A spokesman for the opposition National Salvation Front, Khaled Dawoud, said: "These are very reasonable statements, and what is expected from Egypt's army.

"We are facing direct threats from supporters of President Morsi to spill blood if we exercise ... our democratic right to demand peacefully early presidential elections."

A spokesman for the Brotherhood's political party said it was studying the statement before making public comment.

Army spokesman Colonel Ahmed Ali told Reuters: "This was a supportive message that the army is sending to its people after the army noticed that worries about violence and internal conflict had spread among the people recently.

"The army, which belongs to the people, cannot stand by if such fears are realized, so the statement was meant to set out the army position, which is rooted in its national role - it cannot ignore anything that might threaten national security."


Two men, both Islamists, died as a result of clashes.

One was shot dead in overnight in the industrial city of Mahalla, north of Cairo, security sources said. A second man, died of gunshot wounds sustained in clashes at Fayoum south of the capital some days before.

The Muslim Brotherhood described both dead men as "martyrs".

Highlighting mutual mistrust as Egypt struggles to establish democratic institutions after its 2011 revolution, the Brotherhood also denounced as a "political trial" a court judgment on Sunday that called for an investigation of its role in a mass jail-break during the uprising against Hosni Mubarak.

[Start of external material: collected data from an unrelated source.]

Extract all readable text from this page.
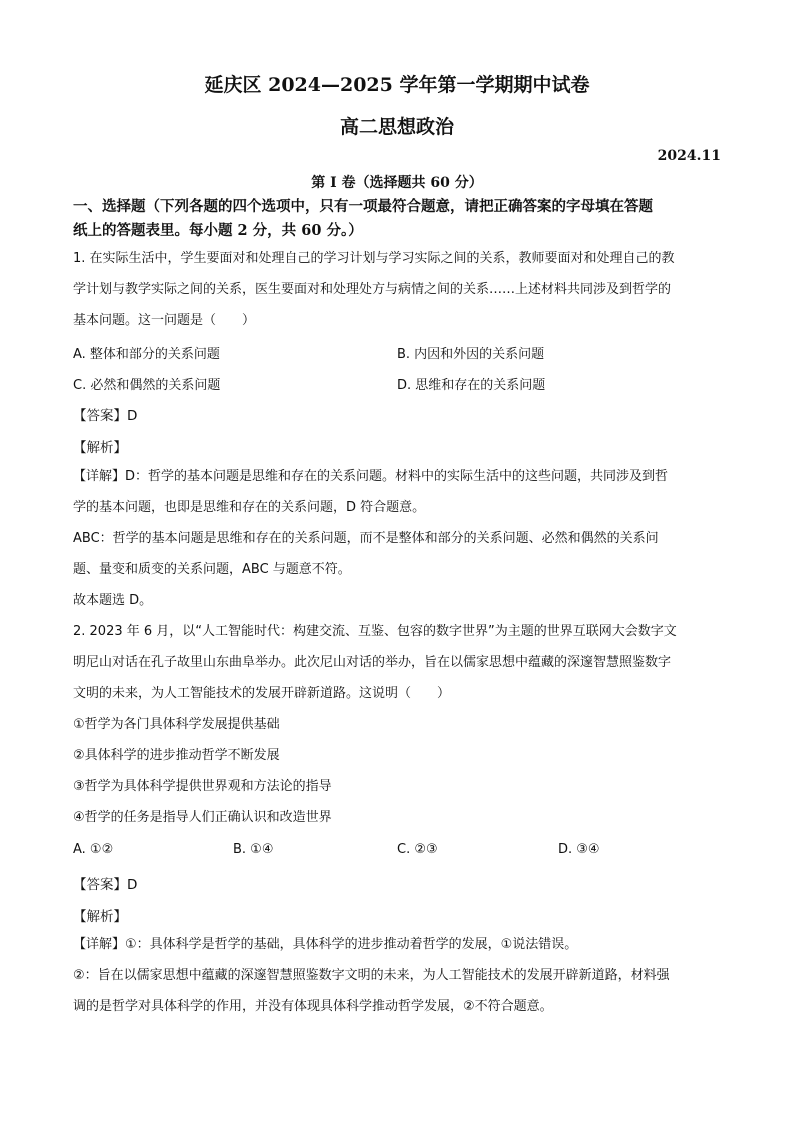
延庆区 2024—2025 学年第一学期期中试卷
高二思想政治
2024.11
第 I 卷（选择题共 60 分）
一、选择题（下列各题的四个选项中，只有一项最符合题意，请把正确答案的字母填在答题
纸上的答题表里。每小题 2 分，共 60 分。）
1. 在实际生活中，学生要面对和处理自己的学习计划与学习实际之间的关系，教师要面对和处理自己的教
学计划与教学实际之间的关系，医生要面对和处理处方与病情之间的关系……上述材料共同涉及到哲学的
基本问题。这一问题是（　　）
A. 整体和部分的关系问题	B. 内因和外因的关系问题
C. 必然和偶然的关系问题	D. 思维和存在的关系问题
【答案】D
【解析】
【详解】D：哲学的基本问题是思维和存在的关系问题。材料中的实际生活中的这些问题，共同涉及到哲
学的基本问题，也即是思维和存在的关系问题，D 符合题意。
ABC：哲学的基本问题是思维和存在的关系问题，而不是整体和部分的关系问题、必然和偶然的关系问
题、量变和质变的关系问题，ABC 与题意不符。
故本题选 D。
2. 2023 年 6 月，以“人工智能时代：构建交流、互鉴、包容的数字世界”为主题的世界互联网大会数字文
明尼山对话在孔子故里山东曲阜举办。此次尼山对话的举办，旨在以儒家思想中蕴藏的深邃智慧照鉴数字
文明的未来，为人工智能技术的发展开辟新道路。这说明（　　）
①哲学为各门具体科学发展提供基础
②具体科学的进步推动哲学不断发展
③哲学为具体科学提供世界观和方法论的指导
④哲学的任务是指导人们正确认识和改造世界
A. ①②	B. ①④	C. ②③	D. ③④
【答案】D
【解析】
【详解】①：具体科学是哲学的基础，具体科学的进步推动着哲学的发展，①说法错误。
②：旨在以儒家思想中蕴藏的深邃智慧照鉴数字文明的未来，为人工智能技术的发展开辟新道路，材料强
调的是哲学对具体科学的作用，并没有体现具体科学推动哲学发展，②不符合题意。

Liberals and secular activists in the "Tamarud - Rebel!" campaign, accuse Islamists of intimidation. They say they have gathered 15 million signatures on a petition calling for Morsi to resign - more than the 13 million votes that elected him.

The Brotherhood and its Islamist allies staged a massive rally in support of Morsi in Cairo on Friday, at which some speakers warned of a violent response to efforts to remove him.

The Muslim Brotherhood said on Facebook on Sunday that Karim Abdel Ghani, a member of the Islamist Nour party, was shot dead in Mahalla by the "Tamarud militia". Nour said its office in Mahalla was also attacked.

The Brotherhood's political wing, the Freedom and Justice Party (FJP), said it planned a funeral on Sunday for Mohamed Shalaqany, who it said was shot some days before by Tamarud "thugs" in Fayoum, a rural Islamist bastion south of Cairo.

"Their name is Tamarud but they are actually remnants of the old regime," Murad Ali, a senior FJP official said.

Egyptian media gave extensive coverage on Sunday to a ruling by a judge in Ismailia who, in acquitting a man accused of fleeing a local jail during the 2011 uprising, asked the public prosecutor to investigate what he described as a "conspiracy" by the Brotherhood and foreign Islamists to open up the prison.

Among those freed was Morsi himself, who had been among hundreds of Brotherhood leaders rounded up as a precaution by Mubarak's security forces when the revolution began.

The freeing of Palestinian militants from Hamas and Lebanese members of the Shi'ite Hezbollah militia, among others, has prompted accusations from the Brotherhood's opponents that it connived with enemies of Egypt during the incident.

After the judgement, opponents of Morsi gathered outside the court, calling for his resignation.